To that end, one of the delegation’s goals is reportedly to get a number of Arab countries to agree to show up at a signing ceremony in Washington before the November 3 US elections that would be attended by Israeli and UAE leaders. Such a ceremony – sure to be full of pomp and circumstance – would obviously be a boon for Trump’s campaign.
Even though the US elections will center on the COVID-19 crisis and the fraught issues of race relations and law enforcement – with foreign relations pushed far down on the agenda – having the signing of the first peace agreement between Israel and an Arab state in 26 years on the White House lawn just weeks before the elections would help dispel the Democratic claim that Trump is responsible for making the world a more dangerous place.
AND WHILE some might advise Israel not to overdo it, to be wary about being used as a prop in Trump’s reelection campaign and open itself up to criticism that it is trying to get Trump reelected, it is worth noting that there is another country involved in this dance – the UAE – and that there has been little criticism leveled at it for supposedly using this deal to get Trump reelected.
There has been much speculation as to the UAE’s motivation in taking the bold step it did toward normalizing ties with Israel now, including a desire to stave off Israeli annexation of parts of the West Bank, strengthening the “Camp of Stability” in the region working against Iran and Turkey, and wanting to be able to purchase US F35s that it has so far been unable to buy.
It is also possible that one of the UAE’s considerations is to provide an electoral boost for Trump, with whom it – along with Saudi Arabia – has forged a close relationship.
And why would the UAE like to see a second Trump term in office?
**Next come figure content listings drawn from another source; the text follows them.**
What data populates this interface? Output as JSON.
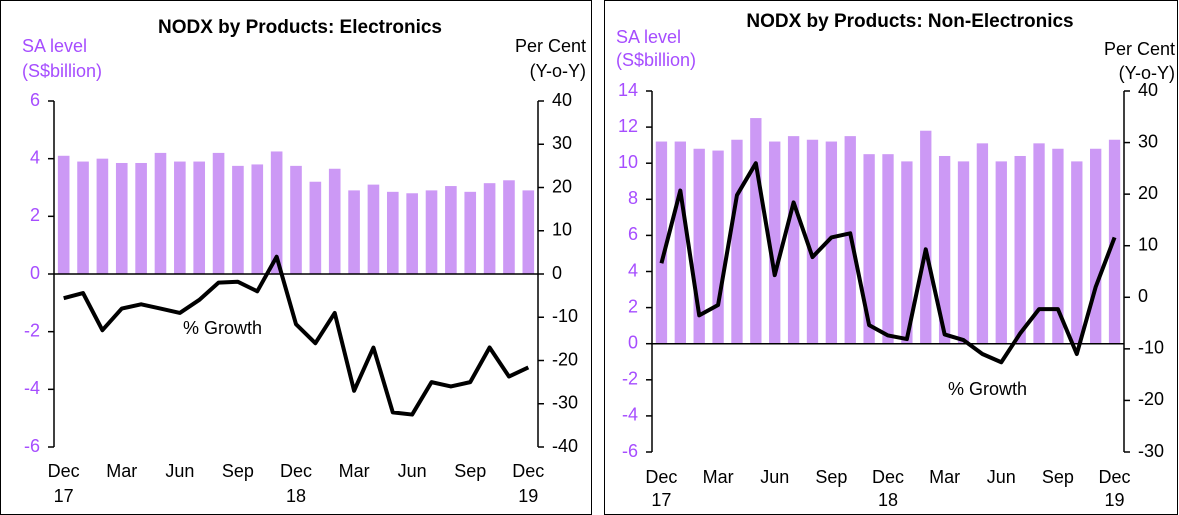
{
  "chart_data": [
    {
      "type": "bar_line",
      "title": "NODX by Products: Electronics",
      "y_label": [
        "SA level",
        "(S$billion)"
      ],
      "y2_label": [
        "Per Cent",
        "(Y-o-Y)"
      ],
      "annotation": "% Growth",
      "categories": [
        "Dec",
        null,
        null,
        "Mar",
        null,
        null,
        "Jun",
        null,
        null,
        "Sep",
        null,
        null,
        "Dec",
        null,
        null,
        "Mar",
        null,
        null,
        "Jun",
        null,
        null,
        "Sep",
        null,
        null,
        "Dec"
      ],
      "years": [
        "17",
        null,
        null,
        null,
        null,
        null,
        null,
        null,
        null,
        null,
        null,
        null,
        "18",
        null,
        null,
        null,
        null,
        null,
        null,
        null,
        null,
        null,
        null,
        null,
        "19"
      ],
      "series": [
        {
          "color": "#cc99f5",
          "values": [
            4.1,
            3.9,
            4.0,
            3.85,
            3.85,
            4.2,
            3.9,
            3.9,
            4.2,
            3.75,
            3.8,
            4.25,
            3.75,
            3.2,
            3.65,
            2.9,
            3.1,
            2.85,
            2.8,
            2.9,
            3.05,
            2.85,
            3.15,
            3.25,
            2.9
          ]
        },
        {
          "color": "#000000",
          "axis": "y2",
          "values": [
            -5.6,
            -4.4,
            -13,
            -8,
            -7,
            -8,
            -9,
            -6,
            -2,
            -1.8,
            -4,
            4,
            -11.6,
            -16,
            -9,
            -27,
            -17,
            -32,
            -32.5,
            -25,
            -26,
            -25,
            -17,
            -23.7,
            -21.6
          ]
        }
      ],
      "ylim": [
        -6,
        6
      ],
      "yticks": [
        -6,
        -4,
        -2,
        0,
        2,
        4,
        6
      ],
      "y2lim": [
        -40,
        40
      ],
      "y2ticks": [
        -40,
        -30,
        -20,
        -10,
        0,
        10,
        20,
        30,
        40
      ]
    },
    {
      "type": "bar_line",
      "title": "NODX by Products: Non-Electronics",
      "y_label": [
        "SA level",
        "(S$billion)"
      ],
      "y2_label": [
        "Per Cent",
        "(Y-o-Y)"
      ],
      "annotation": "% Growth",
      "categories": [
        "Dec",
        null,
        null,
        "Mar",
        null,
        null,
        "Jun",
        null,
        null,
        "Sep",
        null,
        null,
        "Dec",
        null,
        null,
        "Mar",
        null,
        null,
        "Jun",
        null,
        null,
        "Sep",
        null,
        null,
        "Dec"
      ],
      "years": [
        "17",
        null,
        null,
        null,
        null,
        null,
        null,
        null,
        null,
        null,
        null,
        null,
        "18",
        null,
        null,
        null,
        null,
        null,
        null,
        null,
        null,
        null,
        null,
        null,
        "19"
      ],
      "series": [
        {
          "color": "#cc99f5",
          "values": [
            11.2,
            11.2,
            10.8,
            10.7,
            11.3,
            12.5,
            11.2,
            11.5,
            11.3,
            11.2,
            11.5,
            10.5,
            10.5,
            10.1,
            11.8,
            10.4,
            10.1,
            11.1,
            10.1,
            10.4,
            11.1,
            10.8,
            10.1,
            10.8,
            11.3
          ]
        },
        {
          "color": "#000000",
          "axis": "y2",
          "values": [
            6.6,
            20.7,
            -3.5,
            -1.5,
            19.8,
            26,
            4.3,
            18.4,
            7.8,
            11.6,
            12.4,
            -5.4,
            -7.4,
            -8.1,
            9.3,
            -7.2,
            -8.3,
            -11,
            -12.6,
            -7,
            -2.3,
            -2.3,
            -11,
            2,
            11.6
          ]
        }
      ],
      "ylim": [
        -6,
        14
      ],
      "yticks": [
        -6,
        -4,
        -2,
        0,
        2,
        4,
        6,
        8,
        10,
        12,
        14
      ],
      "y2lim": [
        -30,
        40
      ],
      "y2ticks": [
        -30,
        -20,
        -10,
        0,
        10,
        20,
        30,
        40
      ]
    }
  ]
}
Because it has concerns that a Biden presidency might rollback Trump’s tough Iran policies. Biden has said he wants to reenter the Iranian nuclear deal, known as the Joint Comprehensive Plan of Action – a move that, if it would happen, could once against embolden Iran, something that would harm the interests of the UAE and other Gulf countries, as much as it would be bad for Israel.
This fear of Iran is also expected to be among the arguments that Kushner and the US team will use in trying to convince other countries to jump on the normalization bandwagon now: arguing that the time to strengthen the pragmatic camp in the Middle East against Iran is before a possible Biden presidency and a reassessment – and possible realignment – of Washington’s Iran policies.
If these countries do get on the wagon now, Kushner would be making strides toward accomplishing what Newsweek intimated, rightfully, is almost an impossible task: brokering Middle East peace and getting Trump reelected. Considering the time Kushner is spending on the Middle East precisely now – at this critical juncture in the campaign – he apparently believes the two are linked.